The Federal Reserve, OTC, and NCUA Propose Amendments to Credit Card Rules

The Federal Reserve and other bank regulators are finally getting serious about cracking down on credit card abuse by the banks, proposing amendments to rules passed in December of 09.  The amendments prohibit hair-trigger rate increases and rate increases when an account has been closed or acquired.
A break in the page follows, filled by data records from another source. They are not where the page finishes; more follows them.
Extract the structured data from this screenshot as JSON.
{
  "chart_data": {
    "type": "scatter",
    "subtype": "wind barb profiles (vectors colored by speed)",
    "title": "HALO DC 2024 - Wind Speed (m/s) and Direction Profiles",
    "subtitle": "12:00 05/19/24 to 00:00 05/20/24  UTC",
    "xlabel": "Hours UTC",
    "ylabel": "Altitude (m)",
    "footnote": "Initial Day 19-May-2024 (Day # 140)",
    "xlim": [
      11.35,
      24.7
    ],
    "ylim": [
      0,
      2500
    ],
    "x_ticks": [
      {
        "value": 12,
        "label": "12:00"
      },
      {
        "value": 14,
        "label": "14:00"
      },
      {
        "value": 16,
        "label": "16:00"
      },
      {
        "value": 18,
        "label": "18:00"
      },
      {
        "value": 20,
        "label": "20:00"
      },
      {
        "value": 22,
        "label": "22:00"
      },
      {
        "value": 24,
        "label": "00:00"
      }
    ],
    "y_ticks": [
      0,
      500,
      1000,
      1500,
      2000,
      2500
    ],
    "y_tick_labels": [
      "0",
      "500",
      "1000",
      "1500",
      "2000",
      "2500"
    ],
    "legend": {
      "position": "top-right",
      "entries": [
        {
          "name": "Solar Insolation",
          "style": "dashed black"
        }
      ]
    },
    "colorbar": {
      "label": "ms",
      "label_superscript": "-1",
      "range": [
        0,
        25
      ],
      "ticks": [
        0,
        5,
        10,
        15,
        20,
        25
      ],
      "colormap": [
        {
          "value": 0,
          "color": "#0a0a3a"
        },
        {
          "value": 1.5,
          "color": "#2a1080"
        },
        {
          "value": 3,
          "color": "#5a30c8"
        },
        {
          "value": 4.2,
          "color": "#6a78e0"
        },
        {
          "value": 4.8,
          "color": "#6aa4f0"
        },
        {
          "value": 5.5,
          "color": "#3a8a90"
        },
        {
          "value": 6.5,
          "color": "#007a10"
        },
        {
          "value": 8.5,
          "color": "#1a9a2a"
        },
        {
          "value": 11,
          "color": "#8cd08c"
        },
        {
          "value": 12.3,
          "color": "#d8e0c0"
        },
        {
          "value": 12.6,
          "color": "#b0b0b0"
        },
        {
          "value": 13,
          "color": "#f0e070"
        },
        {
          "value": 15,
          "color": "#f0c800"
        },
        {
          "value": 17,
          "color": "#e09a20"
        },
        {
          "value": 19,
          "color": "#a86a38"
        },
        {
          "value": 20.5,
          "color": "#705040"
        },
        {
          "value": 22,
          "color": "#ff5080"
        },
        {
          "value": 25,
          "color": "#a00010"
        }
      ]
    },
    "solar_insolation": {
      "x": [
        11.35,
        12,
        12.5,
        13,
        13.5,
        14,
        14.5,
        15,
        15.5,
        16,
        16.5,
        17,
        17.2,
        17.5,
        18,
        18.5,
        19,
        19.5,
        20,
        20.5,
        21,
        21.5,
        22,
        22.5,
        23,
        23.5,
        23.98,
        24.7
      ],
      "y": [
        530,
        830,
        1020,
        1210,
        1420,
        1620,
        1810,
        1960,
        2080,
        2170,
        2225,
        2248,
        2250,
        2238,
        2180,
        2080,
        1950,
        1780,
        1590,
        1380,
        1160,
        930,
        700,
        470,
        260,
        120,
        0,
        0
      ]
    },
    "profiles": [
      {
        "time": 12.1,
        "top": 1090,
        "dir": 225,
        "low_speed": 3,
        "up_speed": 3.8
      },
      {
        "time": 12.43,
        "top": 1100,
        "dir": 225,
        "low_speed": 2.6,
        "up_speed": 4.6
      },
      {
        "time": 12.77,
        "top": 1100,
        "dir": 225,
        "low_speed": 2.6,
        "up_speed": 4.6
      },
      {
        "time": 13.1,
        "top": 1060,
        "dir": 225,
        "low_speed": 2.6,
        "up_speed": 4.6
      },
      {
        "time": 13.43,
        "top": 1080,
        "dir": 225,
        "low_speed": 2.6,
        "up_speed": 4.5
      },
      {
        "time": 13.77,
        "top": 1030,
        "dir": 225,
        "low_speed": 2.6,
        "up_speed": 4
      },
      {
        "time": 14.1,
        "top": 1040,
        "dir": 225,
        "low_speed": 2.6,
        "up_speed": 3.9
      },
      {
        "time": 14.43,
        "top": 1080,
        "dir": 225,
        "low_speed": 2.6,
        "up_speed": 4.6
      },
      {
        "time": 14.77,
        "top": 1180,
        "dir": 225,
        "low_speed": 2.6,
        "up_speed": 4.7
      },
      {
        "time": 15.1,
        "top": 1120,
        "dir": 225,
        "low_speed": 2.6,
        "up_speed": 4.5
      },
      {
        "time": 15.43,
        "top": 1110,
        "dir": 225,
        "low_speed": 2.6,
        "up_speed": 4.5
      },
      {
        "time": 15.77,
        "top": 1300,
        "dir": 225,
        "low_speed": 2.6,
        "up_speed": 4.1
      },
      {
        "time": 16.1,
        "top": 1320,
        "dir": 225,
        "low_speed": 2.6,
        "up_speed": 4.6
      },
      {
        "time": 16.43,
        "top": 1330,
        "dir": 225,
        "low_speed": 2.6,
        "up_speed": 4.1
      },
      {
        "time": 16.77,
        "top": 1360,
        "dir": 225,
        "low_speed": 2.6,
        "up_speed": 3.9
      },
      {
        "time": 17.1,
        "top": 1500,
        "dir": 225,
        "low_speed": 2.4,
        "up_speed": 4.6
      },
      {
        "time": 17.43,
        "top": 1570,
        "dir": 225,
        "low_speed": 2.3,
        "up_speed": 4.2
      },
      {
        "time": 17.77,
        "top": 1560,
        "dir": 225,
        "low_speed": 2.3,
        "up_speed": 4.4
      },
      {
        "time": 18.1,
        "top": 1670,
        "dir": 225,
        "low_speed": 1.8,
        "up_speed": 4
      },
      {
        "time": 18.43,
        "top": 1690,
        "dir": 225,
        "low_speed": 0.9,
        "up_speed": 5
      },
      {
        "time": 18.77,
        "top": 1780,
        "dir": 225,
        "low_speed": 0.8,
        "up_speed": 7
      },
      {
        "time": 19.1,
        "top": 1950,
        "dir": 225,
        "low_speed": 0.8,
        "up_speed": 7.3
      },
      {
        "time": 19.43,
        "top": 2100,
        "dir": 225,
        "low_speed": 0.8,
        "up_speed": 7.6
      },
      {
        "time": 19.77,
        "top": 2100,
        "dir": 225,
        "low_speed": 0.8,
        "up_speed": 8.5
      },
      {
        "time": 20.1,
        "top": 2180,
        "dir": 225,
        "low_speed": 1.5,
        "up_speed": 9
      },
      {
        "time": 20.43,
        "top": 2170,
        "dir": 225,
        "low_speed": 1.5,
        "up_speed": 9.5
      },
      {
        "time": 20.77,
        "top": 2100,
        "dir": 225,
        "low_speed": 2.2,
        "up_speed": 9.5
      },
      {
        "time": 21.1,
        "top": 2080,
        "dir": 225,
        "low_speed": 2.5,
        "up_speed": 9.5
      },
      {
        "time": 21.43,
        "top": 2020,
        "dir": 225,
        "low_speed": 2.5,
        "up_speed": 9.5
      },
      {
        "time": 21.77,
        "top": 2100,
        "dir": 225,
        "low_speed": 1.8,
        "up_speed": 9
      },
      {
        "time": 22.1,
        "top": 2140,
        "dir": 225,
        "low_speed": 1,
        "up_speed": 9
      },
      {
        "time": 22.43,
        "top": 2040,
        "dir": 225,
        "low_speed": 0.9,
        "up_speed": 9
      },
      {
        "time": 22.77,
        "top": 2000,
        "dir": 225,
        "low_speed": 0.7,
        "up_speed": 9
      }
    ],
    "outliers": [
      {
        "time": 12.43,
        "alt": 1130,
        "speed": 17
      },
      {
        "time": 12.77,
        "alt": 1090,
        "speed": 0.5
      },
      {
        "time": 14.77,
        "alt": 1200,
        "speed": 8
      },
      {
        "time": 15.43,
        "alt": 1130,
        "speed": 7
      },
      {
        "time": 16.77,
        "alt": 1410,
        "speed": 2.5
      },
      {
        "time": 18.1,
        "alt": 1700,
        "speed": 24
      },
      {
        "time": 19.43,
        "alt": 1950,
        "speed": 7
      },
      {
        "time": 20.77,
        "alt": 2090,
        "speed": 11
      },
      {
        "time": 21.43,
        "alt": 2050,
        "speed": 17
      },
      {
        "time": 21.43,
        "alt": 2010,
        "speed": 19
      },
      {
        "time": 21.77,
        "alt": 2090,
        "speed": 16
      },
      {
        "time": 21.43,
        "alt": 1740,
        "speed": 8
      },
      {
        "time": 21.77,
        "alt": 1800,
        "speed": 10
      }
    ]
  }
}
Back in December, the Federal Reserve, along with the FDIC and the National Credit Union Association passed a series of credit card regulations that Ben Bernanke described as the most sweeping in the history of the credit card industry.  The rules, which were years in the making, came at a time when banks were hiking credit card rates in an almost indiscrimate manner

Amongst the additions to Regulation Z (the set of laws that help regulate credit lending) were the following:

  • Credit card companies cannot treat a payment late unless the consumer has been provided a reasonable amount of time in which to pay the bill.  Credit card companies must send a statement at least 21 days before the bill is due.
  • When a borrower maked a credit card payment above the minimum balance, the card companies must apply it either in entirety to balance with the highest interest rate, or must divide it pro rate amongst the various balances.  They cannot use the amount ot pay off the lowest interest rate balance.
  • Banks must advertise all of the potential APRs carried by a credit card and cannot increase the APR unless they specifically state what that increase might be - at account opening.  This does not apply to accounts that are marketed as variable rate but does apply to fixed rate cards.  Banks can increase rates after a promotional period, as long as they advertise what that new rate will be when the promo period ends.  Once again, this must be done at account opening.
  • Credit card companies are also prohitibited from applying finance charges to prior month balances that were covered by a grace period that expired.  As an example, if a grace period ended at the end of March, comapies cannot apply interest to those balances for the April billing statement, even if it covers part of March.
  • Banks cannot charge opening fees and then finance them if those fees in the first year consume the majority of the available balance on the account.  Banks cannot open a card with a $200 credit limit and have the consumer finance an opening fee of $150 on it.

Taken as a whole, the new regulations help to provide more protection to consumers.  Now, consumers have to help themelves by not purchashing more than they can afford, and by finding the least expensive and lowest rate credit cards.